If I replace ${workspaceFolder} with the absolute path to my workspace, the extension is able to load the file.

E.g.:

This works:

"coverage-gutters.manualCoverageFilePaths": ["/foo/bar/workspace/coverage.dat"]

This doesn't:

"coverage-gutters.manualCoverageFilePaths": ["coverage.dat"]

This doesn't:

"coverage-gutters.manualCoverageFilePaths": ["${workspaceFolder}/coverage.dat"]

Desktop (please complete the following information):

Additional context Thanks for the extension!

ryanluker commented 1 year ago

@garymm Thanks for the ticket, I am not familiar with ${workspaceFolder} is this something that the newer vscode api's provide to the extension settings? (@mattseddon might have insights here as well if the extension needs to consider some template like variables?)

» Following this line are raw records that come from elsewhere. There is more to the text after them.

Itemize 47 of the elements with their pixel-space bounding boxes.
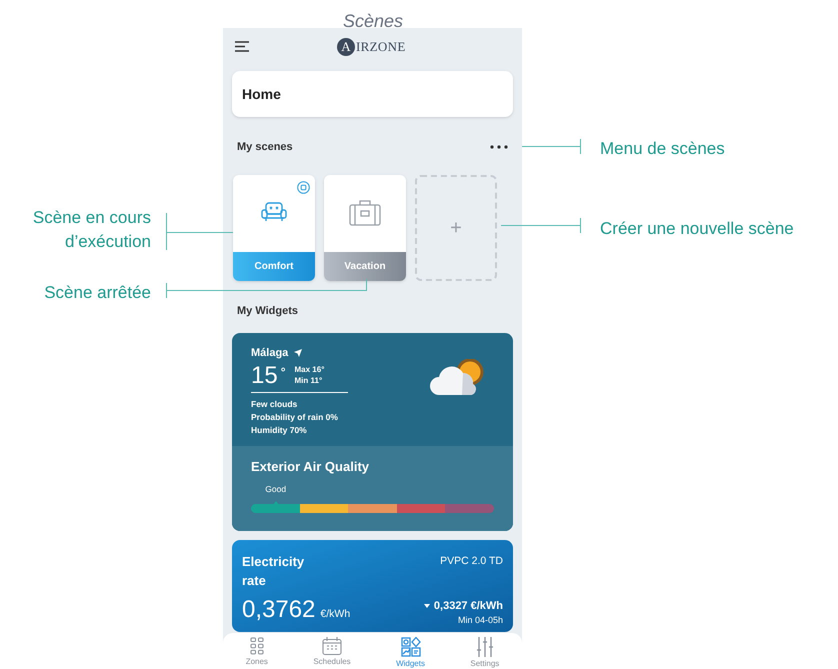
annotation-label: Créer une nouvelle scène — [600, 218, 794, 240]
min-price: 0,3327 €/kWh — [434, 598, 503, 614]
location-arrow-icon — [294, 349, 302, 358]
temperature: 15 — [251, 362, 278, 390]
scene-card[interactable]: Comfort — [233, 174, 315, 280]
nav-tab[interactable]: Schedules — [313, 637, 351, 669]
city-name: Málaga — [251, 346, 288, 361]
widget-title: Electricity rate — [242, 552, 306, 590]
weather-detail: Humidity 70% — [251, 424, 308, 436]
min-price-time: Min 04-05h — [458, 614, 503, 627]
stop-icon[interactable] — [297, 180, 310, 194]
air-quality-rating: Good — [265, 482, 286, 494]
logo-text: IRZONE — [356, 38, 406, 56]
max-temp: Max 16° — [294, 364, 324, 374]
electricity-widget[interactable]: Electricity rate PVPC 2.0 TD 0,3762 €/kWh 0,3327 €/kWh Min 04-05h — [232, 540, 513, 632]
min-temp: Min 11° — [294, 374, 324, 386]
weather-widget[interactable]: Málaga 15° Max 16° Min 11° Few clouds Probability of rain 0% Humidity 70% Exterior Air Quality Good — [232, 333, 513, 530]
nav-tab[interactable]: Settings — [470, 637, 500, 669]
tariff-name: PVPC 2.0 TD — [440, 554, 503, 568]
calendar-icon — [322, 637, 342, 655]
grid-icon — [250, 637, 264, 655]
weather-detail: Few clouds — [251, 398, 298, 410]
logo-initial: A — [337, 38, 355, 56]
price-unit: €/kWh — [320, 606, 350, 622]
section-title: My Widgets — [236, 304, 300, 318]
weather-detail: Probability of rain 0% — [251, 410, 339, 424]
more-icon[interactable] — [490, 145, 508, 150]
nav-tab[interactable]: Zones — [246, 637, 268, 669]
sliders-icon — [476, 637, 494, 657]
add-scene-button[interactable]: + — [415, 174, 497, 280]
menu-icon[interactable] — [235, 40, 249, 52]
air-quality-title: Exterior Air Quality — [251, 458, 370, 476]
section-title: My scenes — [237, 140, 293, 155]
widgets-icon — [400, 637, 421, 657]
caption: Scènes — [343, 10, 404, 33]
suitcase-icon — [349, 199, 381, 227]
scene-card[interactable]: Vacation — [324, 174, 406, 280]
annotation-label: Scène en cours d’exécution — [32, 207, 151, 253]
current-price: 0,3762 — [242, 594, 316, 624]
annotation-label: Menu de scènes — [600, 138, 725, 160]
scene-label: Vacation — [324, 252, 406, 280]
degree-sign: ° — [280, 364, 286, 380]
scene-label: Comfort — [233, 252, 315, 280]
home-selector[interactable]: Home — [232, 71, 513, 117]
nav-tab[interactable]: Widgets — [396, 637, 425, 669]
annotation-label: Scène arrêtée — [43, 282, 151, 304]
down-caret-icon — [424, 604, 430, 608]
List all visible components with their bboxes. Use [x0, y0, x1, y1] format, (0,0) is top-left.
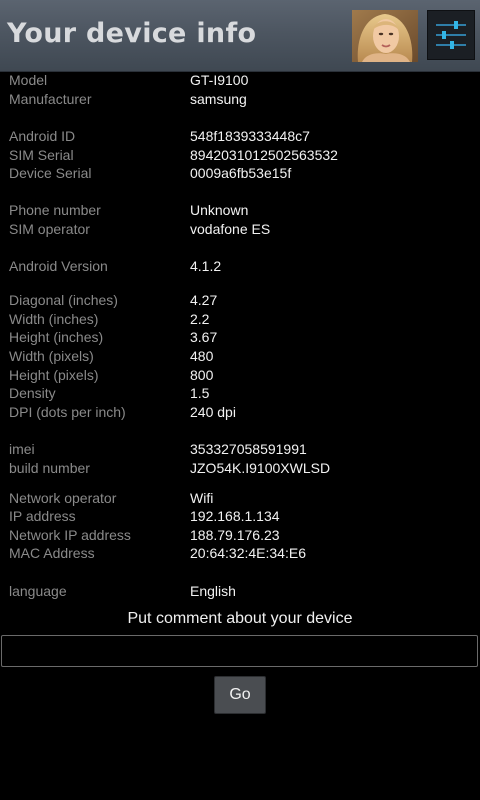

mattseddon commented 1 year ago

Visual Studio Code supports variable substitution in Debugging and Task configuration files as well as some select settings. Variable substitution is supported inside some key and value strings in launch.json and tasks.json files using ${variableName} syntax.

source https://code.visualstudio.com/docs/editor/variables-reference

You could make it work but it would definitely not be free.

The best (quickest) option for low maintenance is to specify in the docs/description of the config option (coverage-gutters.manualCoverageFilePaths) that the path provided must be a full path. I don't think this would lead to terrible UX because the option only has to be set once.

ryanluker commented 1 year ago

Visual Studio Code supports variable substitution in Debugging and Task configuration files as well as some select settings. Variable substitution is supported inside some key and value strings in launch.json and tasks.json files using ${variableName} syntax.

source https://code.visualstudio.com/docs/editor/variables-reference

You could make it work but it would definitely not be free.

The best (quickest) option for low maintenance is to specify in the docs/description of the config option (coverage-gutters.manualCoverageFilePaths) that the path provided must be a full path. I don't think this would lead to terrible UX because the option only has to be set once.

Thanks @mattseddon sounds like a good option on the documentation front.

josephzidell commented 1 year ago

This unfortunately precludes sharing these settings with a team. We're actually running into this issue right now, where we want to put these setting into our versioned ${repo}/.vscode/settings.json like we do with certain other settings ("eslint.workingDirectories", "java.checkstyle.version", etc.).

Are we open to accepting a PR to support either ./... or ${workspaceFolder}/...?

mattseddon commented 1 year ago

I can't speak for @ryanluker but I would say that if you are sharing settings/extensions with a team then a good option is to create a shared dev container.

https://code.visualstudio.com/docs/devcontainers/create-dev-container

ryanluker commented 1 year ago

This unfortunately precludes sharing these settings with a team. We're actually running into this issue right now, where we want to put these setting into our versioned ${repo}/.vscode/settings.json like we do with certain other settings ("eslint.workingDirectories", "java.checkstyle.version", etc.).

Are we open to accepting a PR to support either ./... or ${workspaceFolder}/...?

@josephzidell Thanks for the input! The repo is very open for PRs to add extra support as long as the tests pass and the performance isn't worsened for the other path use cases.

Take a look at @mattseddon 's suggestion first though and see if that fills your needs 🤔.